Thursday, July 1, 2010

28 Cows Quarantined for Exposure to Frack Waste

The Pennsylvania Department of Agriculture quarantined 28 cows on a Tioga County farm after they came into contact  with drilling wastewater from a nearby natural gas operation. The cows were out to pasture when a holding pond that was collecting frack flowback leaked. The leaky frack pit is on a well pad being drilled by East Resources Inc.

Agriculture Secretary Russell Redding said uncertainty over the quantity of wastewater the cattle may have consumed warranted the quarantine in order to protect the public from eating potentially contaminated beef.

“Cattle are drawn to the taste of salty water,” Redding said. “Drilling wastewater has high salinity levels, but it also contains dangerous chemicals and metals.  We took this precaution in order to protect the public from consuming any of this potentially contaminated product should it be marketed for human consumption.”

The frack leak killed grass in a 30- x 40-foot area where the wastewater had pooled, and the wet area extended about 200-300 feet into the pasture. The cattle had potential access to the pool for three days or more before the gas company fenced off the area.

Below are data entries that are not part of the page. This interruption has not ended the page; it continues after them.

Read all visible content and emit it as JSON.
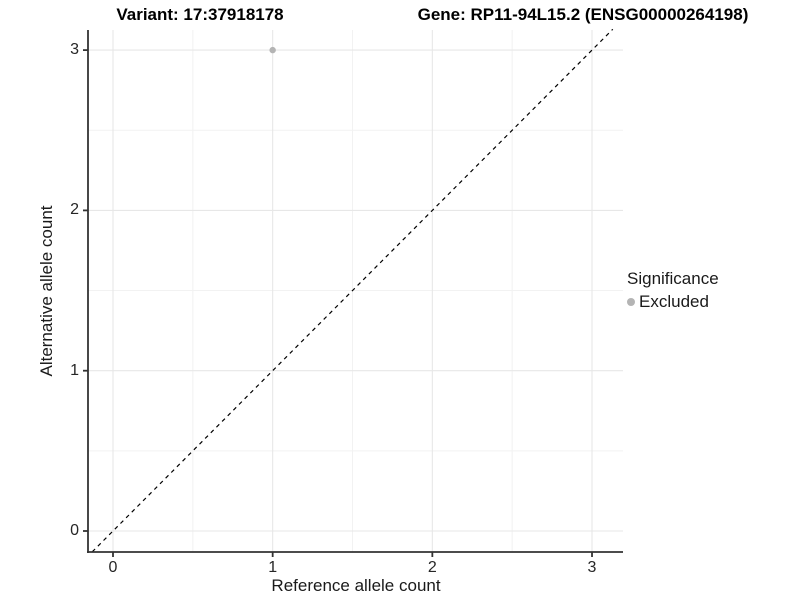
{
  "titles": {
    "variant": "Variant: 17:37918178",
    "gene": "Gene: RP11-94L15.2 (ENSG00000264198)"
  },
  "chart_data": {
    "type": "scatter",
    "xlabel": "Reference allele count",
    "ylabel": "Alternative allele count",
    "xticks": [
      0,
      1,
      2,
      3
    ],
    "yticks": [
      0,
      1,
      2,
      3
    ],
    "minor_grid_step": 0.5,
    "xlim": [
      -0.16,
      3.19
    ],
    "ylim": [
      -0.13,
      3.13
    ],
    "grid": true,
    "points": [
      {
        "x": 1,
        "y": 3,
        "significance": "Excluded"
      }
    ],
    "reference_line": {
      "type": "identity",
      "slope": 1,
      "intercept": 0,
      "style": "dashed",
      "color": "#000000"
    },
    "legend": {
      "title": "Significance",
      "position": "right",
      "items": [
        {
          "label": "Excluded",
          "color": "#b4b4b4",
          "marker": "circle"
        }
      ]
    },
    "colors": {
      "point": "#b4b4b4",
      "grid_major": "#e7e7e7",
      "grid_minor": "#f2f2f2",
      "axis_line": "#333333"
    }
  }
}
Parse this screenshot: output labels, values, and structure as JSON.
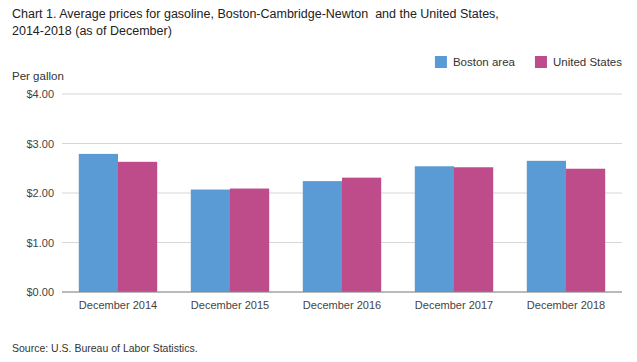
{
  "chart_data": {
    "type": "bar",
    "title": "Chart 1. Average prices for gasoline, Boston-Cambridge-Newton  and the United States,",
    "subtitle": "2014-2018 (as of December)",
    "y_label": "Per gallon",
    "annotations": [
      "Source: U.S. Bureau of Labor Statistics."
    ],
    "categories": [
      "December 2014",
      "December 2015",
      "December 2016",
      "December 2017",
      "December 2018"
    ],
    "series": [
      {
        "name": "Boston area",
        "color": "#5B9BD5",
        "values": [
          2.79,
          2.07,
          2.24,
          2.54,
          2.65
        ]
      },
      {
        "name": "United States",
        "color": "#BE4B8A",
        "values": [
          2.63,
          2.09,
          2.31,
          2.52,
          2.49
        ]
      }
    ],
    "ylim": [
      0,
      4.0
    ],
    "yticks": [
      {
        "value": 0.0,
        "label": "$0.00"
      },
      {
        "value": 1.0,
        "label": "$1.00"
      },
      {
        "value": 2.0,
        "label": "$2.00"
      },
      {
        "value": 3.0,
        "label": "$3.00"
      },
      {
        "value": 4.0,
        "label": "$4.00"
      }
    ],
    "grid": true,
    "legend": "upper right"
  }
}
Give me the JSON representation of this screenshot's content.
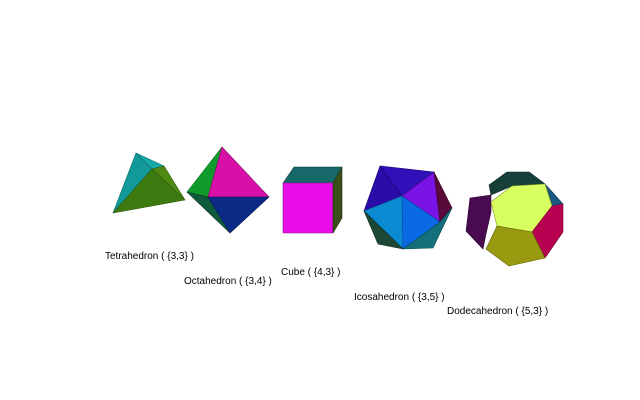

Tests of the wastewater showed that chloride, iron, sulfate, barium, magnesium, manganese, potassium, sodium, strontium and calcium were present. The main element of concern, according to Redding, is the heavy metal strontium - it can be toxic to humans, especially growing children. Strontium takes a long time to pass through an animal’s system because it is preferentially deposited in bone and released in the body at varying rates. 
Read the entire press release here.


  1. So if cows get quarantined, will whitetailed deer? Will hunter harvested venison carcasses have to be tested? Will this end the venison donation program? I've asked these questions to DEC way back in January. I have yet to receive a response.

  2. Not to mention that leaked water doesn't just sit on the surface of the ground. It seems into groundwater, well water, and runs off into creeks. Do these people really think these collection pools are safe? When it rains hard, they over flow. No one is monitoring it. And I have met guys who worked down there who quit because of what they saw happening with these pits. And these aren't hippy-dippy tree hugger guys, they are sportsmen who hunt and fish and eat what they catch. This is really the end of the world in my opinion. I am sick to death about all of it and I am considering moving to a different country that doesn't allow fracking.